In an era where the notion of nuance has been replaced by the black and white of right and wrong, Gary Anderson’s withdrawal from darts’ Premier League has, at least, provided scope for a range of views, some rational, others less so.
First and foremost, Anderson’s absence because of a longstanding back injury is a loss to an immensely popular product, a weekly tournament with cumulative attendance that is well into six figures.
Quite simply, the popular Anderson is, after Michael van Gerwen, the world’s second best player. An abject display in December’s World Championship semi-final against the Dutchman should not take the gloss over a hugely successful year for the 48-year-old.
The identity of his replacement, however, has proven a deeply divisive subject. Between the initial announcement and the revelation that nine players would share the opportunity to replace Anderson, a range of names were chucked into the ring.
Simon Whitlock, perhaps the most worthy contender having played in the competition last year and remained in the world’s top 10; Adrian Lewis, a long shot but an immense talent on his way back after a troubled period, and Joe Cullen, who may well have secured an original spot with a stronger World Championship showing.
For what it’s worth, I think Whitlock merited the position. Anderson had qualified on the basis of his ranking and, as such, his replacement should have been the next highest from the PDC’s Order of Merit. That the Australian does not even feature among the nine one-off replacements is, at best, harsh, not to mention a lost financial opportunity.
Yet, to throw a dollop of nuance onto a tentatively held view, what the PDC has come up with is objectively interesting. It is unique as a solution to an issue that reared its head almost on the eve of the competition’s opening week. It is possible to disagree, but also to admire. It is tough not to sympathise with Whitlock or, indeed, Ian White.
Yet, the Premier League is an interesting concept and it has never claimed to be anything other than an invitational exhibition circuit, albeit serving up high-quality fare. Complaints of Raymond van Barneveld’s inclusion in his final year on the tour, too, have missed the point.
As a competition, it acts as a showcase of the sport; each match a race to seven legs, with the fallback of a 12-leg draw.

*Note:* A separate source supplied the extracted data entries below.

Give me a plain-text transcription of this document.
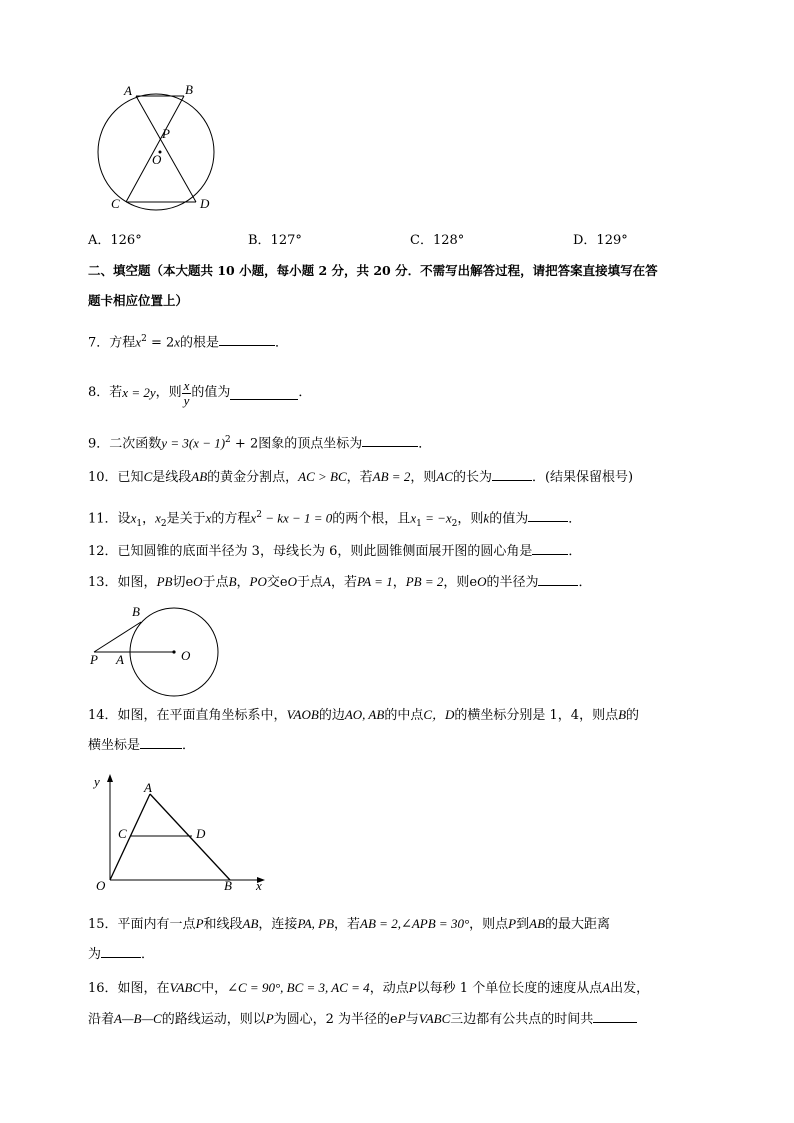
A	B
P
O
C	D
A．126°	B．127°	C．128°	D．129°
二、填空题（本大题共 10 小题，每小题 2 分，共 20 分．不需写出解答过程，请把答案直接填写在答
题卡相应位置上）
7．方程$x^2 = 2x$的根是	．
8． 若 x = 2y ，则 $\frac{x}{y}$ 的值为	．
9．二次函数$y = 3(x - 1)^2 + 2$图象的顶点坐标为	．
10．已知C是线段AB的黄金分割点，AC > BC，若AB = 2，则AC的长为	．(结果保留根号)
11．设$x_1$，$x_2$是关于x的方程$x^2$ − kx − 1 = 0的两个根，且$x_1 = -x_2$，则k的值为	．
12．已知圆锥的底面半径为 3，母线长为 6，则此圆锥侧面展开图的圆心角是	．
13．如图，PB切eO于点B，PO交eO于点A，若PA = 1，PB = 2，则eO的半径为	．
B
P A	O
14．如图，在平面直角坐标系中，VAOB的边AO, AB的中点C，D的横坐标分别是 1，4，则点B的
横坐标是	．
y	A
C	D
O	B x
15．平面内有一点P和线段AB，连接PA, PB，若AB = 2,∠APB = 30°，则点P到AB的最大距离
为	．
16．如图，在VABC中，∠C = 90°, BC = 3, AC = 4，动点P以每秒 1 个单位长度的速度从点A出发，
沿着A—B—C的路线运动，则以P为圆心，2 为半径的eP与VABC三边都有公共点的时间共
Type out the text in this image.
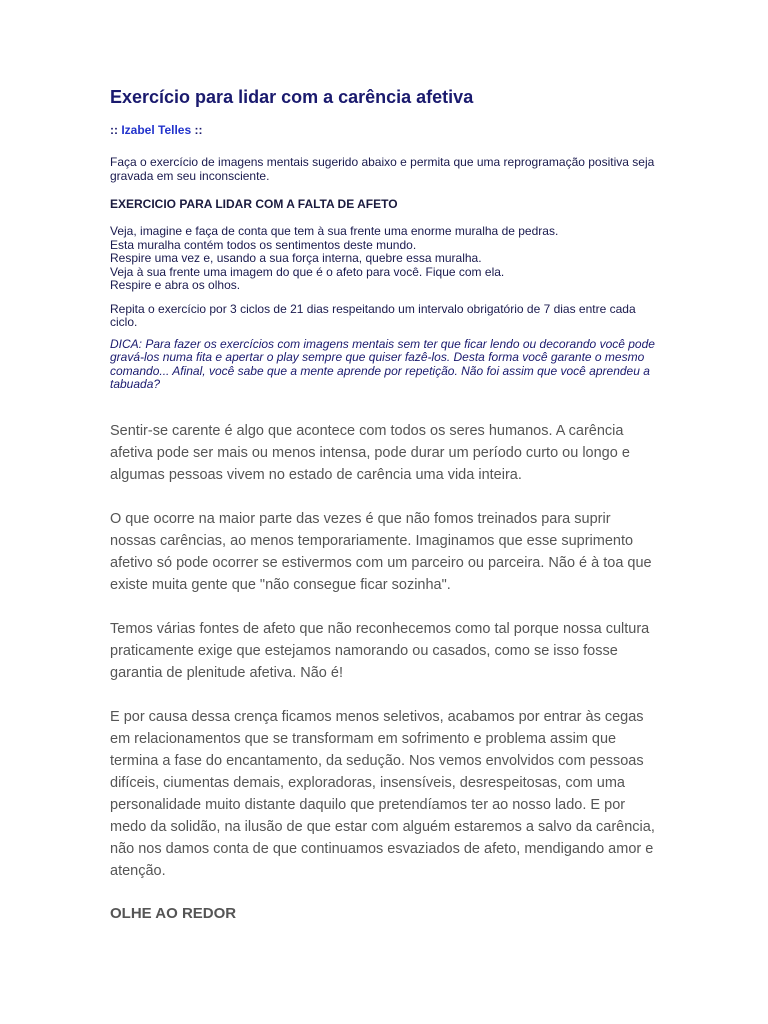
Exercício para lidar com a carência afetiva
:: Izabel Telles ::

Faça o exercício de imagens mentais sugerido abaixo e permita que uma reprogramação positiva seja gravada em seu inconsciente.

EXERCICIO PARA LIDAR COM A FALTA DE AFETO

Veja, imagine e faça de conta que tem à sua frente uma enorme muralha de pedras.
Esta muralha contém todos os sentimentos deste mundo.
Respire uma vez e, usando a sua força interna, quebre essa muralha.
Veja à sua frente uma imagem do que é o afeto para você. Fique com ela.
Respire e abra os olhos.

Repita o exercício por 3 ciclos de 21 dias respeitando um intervalo obrigatório de 7 dias entre cada ciclo.

DICA: Para fazer os exercícios com imagens mentais sem ter que ficar lendo ou decorando você pode gravá-los numa fita e apertar o play sempre que quiser fazê-los. Desta forma você garante o mesmo comando... Afinal, você sabe que a mente aprende por repetição. Não foi assim que você aprendeu a tabuada?

Sentir-se carente é algo que acontece com todos os seres humanos. A carência afetiva pode ser mais ou menos intensa, pode durar um período curto ou longo e algumas pessoas vivem no estado de carência uma vida inteira.

O que ocorre na maior parte das vezes é que não fomos treinados para suprir nossas carências, ao menos temporariamente. Imaginamos que esse suprimento afetivo só pode ocorrer se estivermos com um parceiro ou parceira. Não é à toa que existe muita gente que "não consegue ficar sozinha".

Temos várias fontes de afeto que não reconhecemos como tal porque nossa cultura praticamente exige que estejamos namorando ou casados, como se isso fosse garantia de plenitude afetiva. Não é!

E por causa dessa crença ficamos menos seletivos, acabamos por entrar às cegas em relacionamentos que se transformam em sofrimento e problema assim que termina a fase do encantamento, da sedução. Nos vemos envolvidos com pessoas difíceis, ciumentas demais, exploradoras, insensíveis, desrespeitosas, com uma personalidade muito distante daquilo que pretendíamos ter ao nosso lado. E por medo da solidão, na ilusão de que estar com alguém estaremos a salvo da carência, não nos damos conta de que continuamos esvaziados de afeto, mendigando amor e atenção.

OLHE AO REDOR
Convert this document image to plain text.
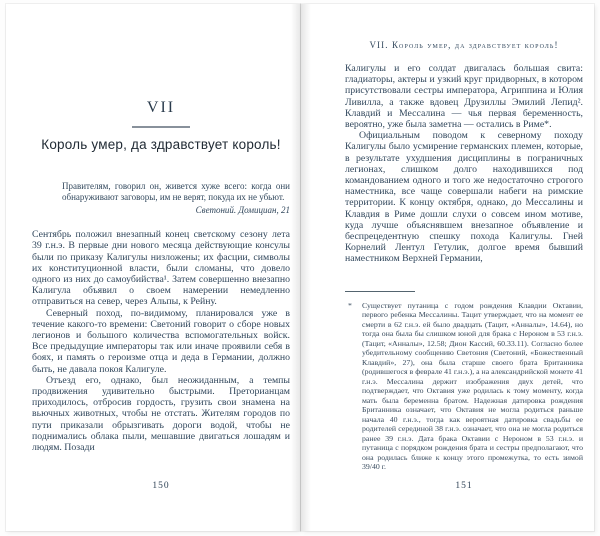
VII
Король умер, да здравствует король!
Правителям, говорил он, живется хуже всего: когда они обнаруживают заговоры, им не верят, покуда их не убьют.
Светоний. Домициан, 21

Сентябрь положил внезапный конец светскому сезону лета 39 г.н.э. В первые дни нового месяца действующие консулы были по приказу Калигулы низложены; их фасции, символы их конституционной власти, были сломаны, что довело одного из них до самоубийства¹. Затем совершенно внезапно Калигула объявил о своем намерении немедленно отправиться на север, через Альпы, к Рейну.

Северный поход, по-видимому, планировался уже в течение какого-то времени: Светоний говорит о сборе новых легионов и большого количества вспомогательных войск. Все предыдущие императоры так или иначе проявили себя в боях, и память о героизме отца и деда в Германии, должно быть, не давала покоя Калигуле.

Отъезд его, однако, был неожиданным, а темпы продвижения удивительно быстрыми. Преторианцам приходилось, отбросив гордость, грузить свои знамена на вьючных животных, чтобы не отстать. Жителям городов по пути приказали обрызгивать дороги водой, чтобы не поднимались облака пыли, мешавшие двигаться лошадям и людям. Позади

150
VII. Король умер, да здравствует король!

Калигулы и его солдат двигалась большая свита: гладиаторы, актеры и узкий круг придворных, в котором присутствовали сестры императора, Агриппина и Юлия Ливилла, а также вдовец Друзиллы Эмилий Лепид². Клавдий и Мессалина — чья первая беременность, вероятно, уже была заметна — остались в Риме*.

Официальным поводом к северному походу Калигулы было усмирение германских племен, которые, в результате ухудшения дисциплины в пограничных легионах, слишком долго находившихся под командованием одного и того же недостаточно строгого наместника, все чаще совершали набеги на римские территории. К концу октября, однако, до Мессалины и Клавдия в Риме дошли слухи о совсем ином мотиве, куда лучше объяснявшем внезапное объявление и беспрецедентную спешку похода Калигулы. Гней Корнелий Лентул Гетулик, долгое время бывший наместником Верхней Германии,

* Существует путаница с годом рождения Клавдии Октавии, первого ребенка Мессалины. Тацит утверждает, что на момент ее смерти в 62 г.н.э. ей было двадцать (Тацит, «Анналы», 14.64), но тогда она была бы слишком юной для брака с Нероном в 53 г.н.э. (Тацит, «Анналы», 12.58; Дион Кассий, 60.33.11). Согласно более убедительному сообщению Светония (Светоний, «Божественный Клавдий», 27), она была старше своего брата Британника (родившегося в феврале 41 г.н.э.), а на александрийской монете 41 г.н.э. Мессалина держит изображения двух детей, что подтверждает, что Октавия уже родилась к тому моменту, когда мать была беременна братом. Надежная датировка рождения Британника означает, что Октавия не могла родиться раньше начала 40 г.н.э., тогда как вероятная датировка свадьбы ее родителей серединой 38 г.н.э. означает, что она не могла родиться ранее 39 г.н.э. Дата брака Октавии с Нероном в 53 г.н.э. и путаница с порядком рождения брата и сестры предполагают, что она родилась ближе к концу этого промежутка, то есть зимой 39/40 г.
151
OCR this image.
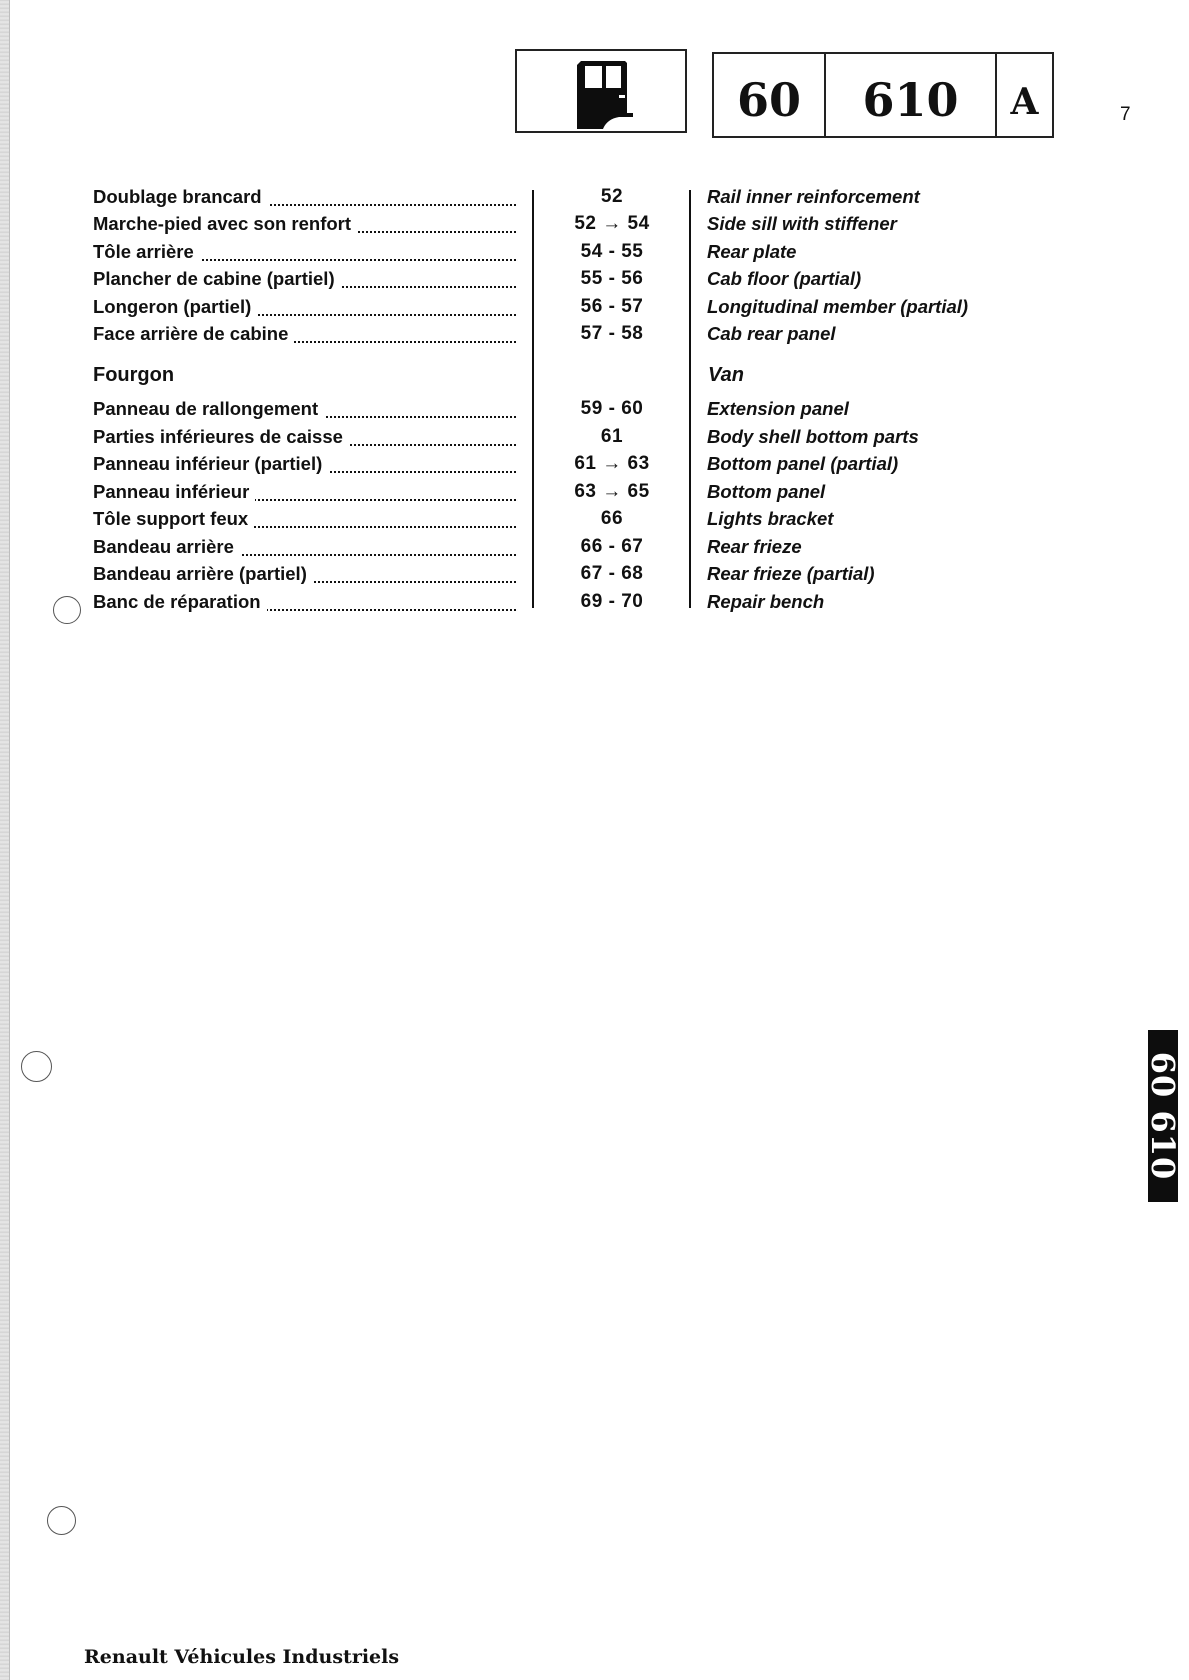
60	610	A	7
Doublage brancard	52	Rail inner reinforcement
Marche-pied avec son renfort	52 → 54	Side sill with stiffener
Tôle arrière	54 - 55	Rear plate
Plancher de cabine (partiel)	55 - 56	Cab floor (partial)
Longeron (partiel)	56 - 57	Longitudinal member (partial)
Face arrière de cabine	57 - 58	Cab rear panel
Fourgon	Van
Panneau de rallongement	59 - 60	Extension panel
Parties inférieures de caisse	61	Body shell bottom parts
Panneau inférieur (partiel)	61 → 63	Bottom panel (partial)
Panneau inférieur	63 → 65	Bottom panel
Tôle support feux	66	Lights bracket
Bandeau arrière	66 - 67	Rear frieze
Bandeau arrière (partiel)	67 - 68	Rear frieze (partial)
Banc de réparation	69 - 70	Repair bench
60 610
Renault Véhicules Industriels
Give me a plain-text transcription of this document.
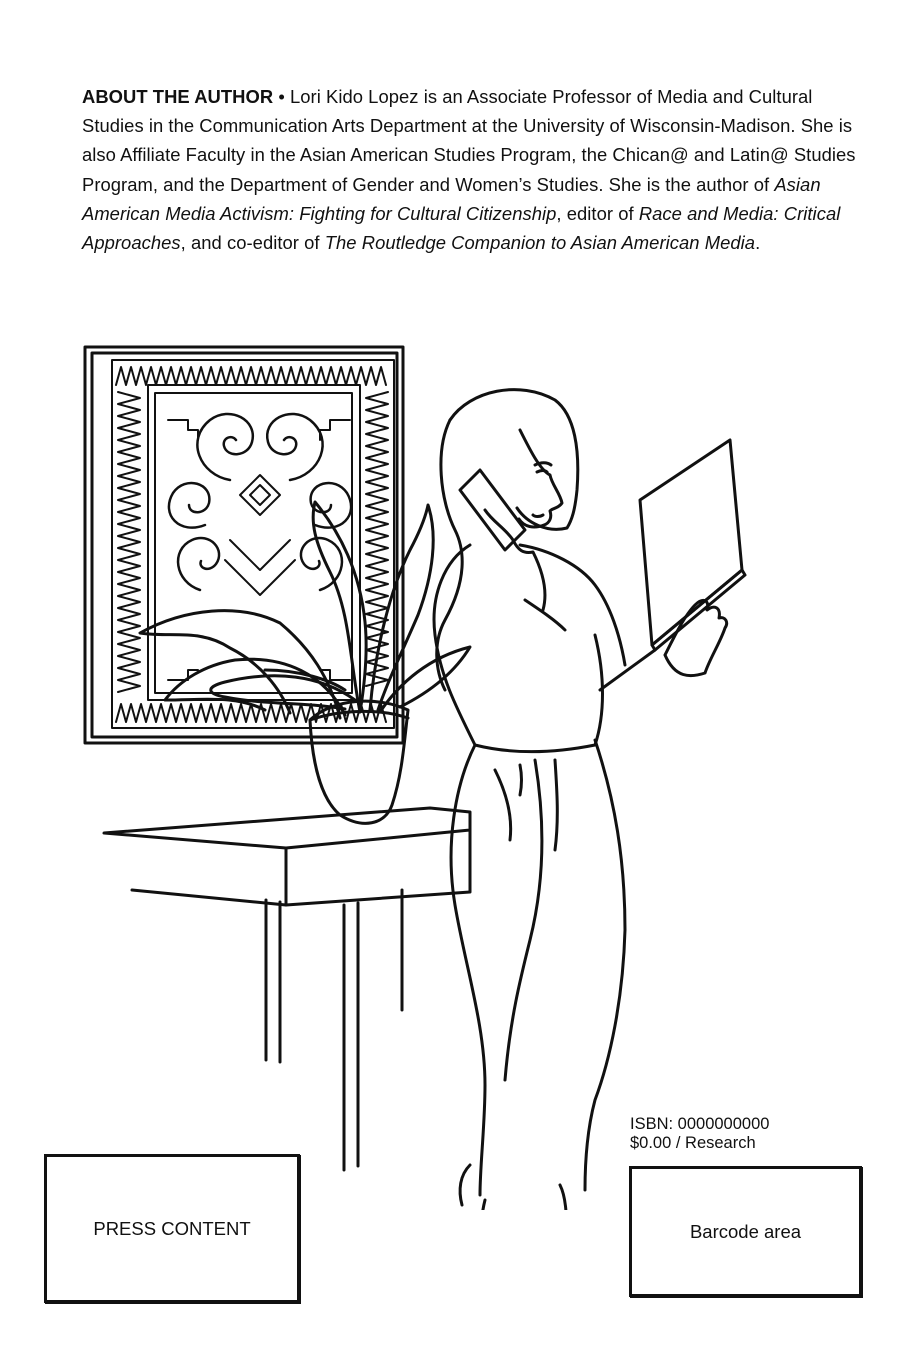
ABOUT THE AUTHOR • Lori Kido Lopez is an Associate Professor of Media and Cultural Studies in the Communication Arts Department at the University of Wisconsin-Madison. She is also Affiliate Faculty in the Asian American Studies Program, the Chican@ and Latin@ Studies Program, and the Department of Gender and Women’s Studies. She is the author of Asian American Media Activism: Fighting for Cultural Citizenship, editor of Race and Media: Critical Approaches, and co-editor of The Routledge Companion to Asian American Media.

ISBN: 0000000000
$0.00 / Research
PRESS CONTENT	Barcode area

And as Chris Dobey prevented Mensur Suljovic from leaving Newcastle with a victory on Thursday, the decision-makers will have afforded themselves a wry chuckle. The talk of the competition has, for a couple of years, focused on stagnation and a seemingly never-ending group phase.
From Anderson’s misfortune, the PDC may well have found the ideal solution. Dobey’s walk-on carried a spine-tingling excitement as his hometown arena provided him with support, the like of which the former road worker will never have experienced.
It suddenly all made sense; less than ideal in the short-term, the new generation could reap the benefits.